As Bryce strained against inertia, barely strapped into the pod's acceleration couch – he saw his portable wrist comp laying on the ground, having slipped away from him in the confusion. A holo-screen was up. The jostling and shaking must have accidentally activated a file.

His heart leaped as he recognized his youngest daughter's gap-toothed smile.

The recording from home. A welcome distraction from the beginning and end of his first battleship command.

And... who was that – oh, her little friend. Susie's playmate was a wide-eyed girl with jet black hair, slightly taller and trying to horn in on the camera angle. While Susie had a world of opportunities in her future, her friend was another matter. Poor little Allegra was one of the girls from the summer of 2092, when they first learned what lengths the Sovereign Worlds would go to. Children into weapons. Undoubtedly João had been referring to girls like her. But he wouldn't relive that shit parade now. Bryce deliberately slated time when he was at home to engage the poor child. It was so unfair; the media hype surrounding the situation. No reason to associate these innocent girls with the terrorists. None. Poor kid was almost pathetically desperate for a father-figure. Plus, he knew her mom. Used to be a great pilot. Past tense.

"Look what we made in class, daddy!" Susie exhorted, holding to the camera a vinyl sheet that shimmered with an iridescent imprint of a wriggling tadpole. "We raised baby frogs in biology class!"

"Adults call them 'tadpoles!" her friend whispered conspiratorially in Susie's ear.

The holographic decal shifted in the lighting from the imprint of said juvenile amphibian, tilting the decal revealed a progression of images showing in stop-motion legs sprouting towards maturity. Almost too adorable.

In the background, lazy palms swayed with a gentle ocean breeze beyond the patio door of his home on Oahu.

"Hiiiii Mr. Gazelle," Allegra said. "Miss Gazelle says you'll be home soon."

"When you're allll done," Susie added. "Then mom says the General of Secretaries is supposed to pin a metal on you."

"That is like the most important Secretary in the world!" Allie's exclamation cut short as the recording stopped, Susie seemed to have accidentally dropped her recording device.

A Medal? Not Bloody likely, maybe posthumously. The current political climate was going to hit him hard when he was called to the carpet about his wayward security-risk son. If he survived this madcap catapulting long enough for the court-martial. But at least Susie wouldn't get involved with the SW's, this war was going to end long before her majority.

It might already be over.

There was a lot to love about this modern world he had failed to protect, where a Canadian Iranian like him from Hawaii could so easily connect with a South-African Australian across thousands of miles of relative peace and prosperity. Not sure how long until his Italian-Maori wife found out about it. But a lot of good if you didn't mind the bureaucracy to make an ancient Chinese Imperial court official green with envy.

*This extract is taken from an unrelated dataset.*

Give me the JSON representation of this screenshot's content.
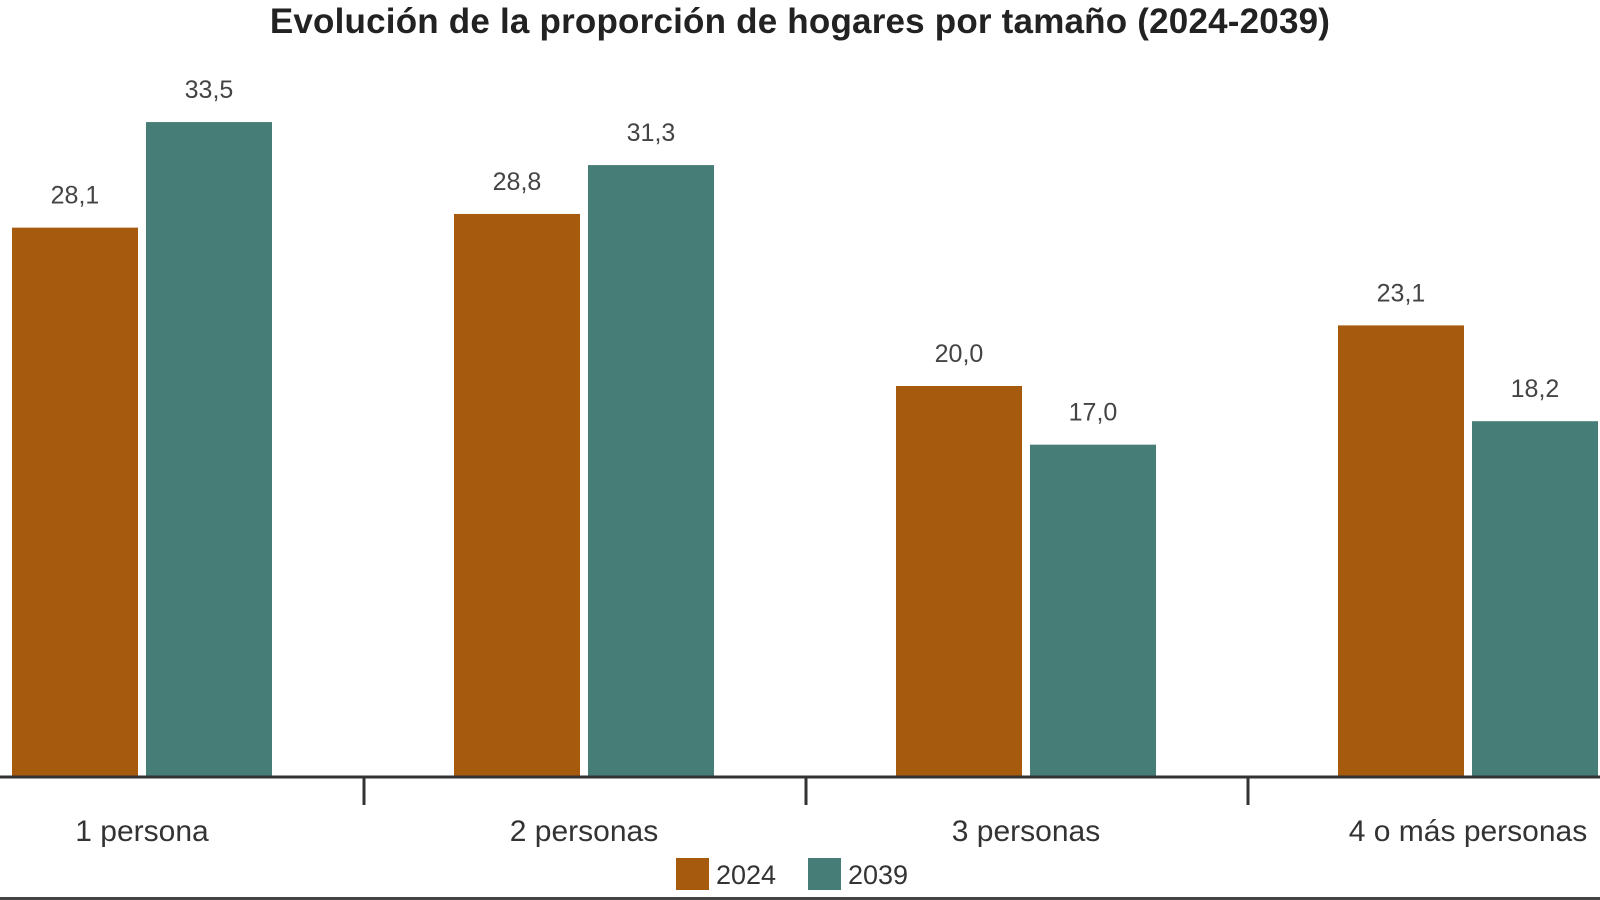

One of his own missiles passed the window of his pod, circling in futile pursuit of a target denied it by a cyclone of tortured space-time.

He couldn't help but marvel along with Caldwell, a breakthrough of this magnitude – whatever the end result was as much a success for the Sovereign Worlds as a failure for the United Nations to keep up. And... how fast were they moving? Was that Mars in the window? The power to warp space itself! The Gold Standard of those old sci-fi vids. His death would establish proof of concept.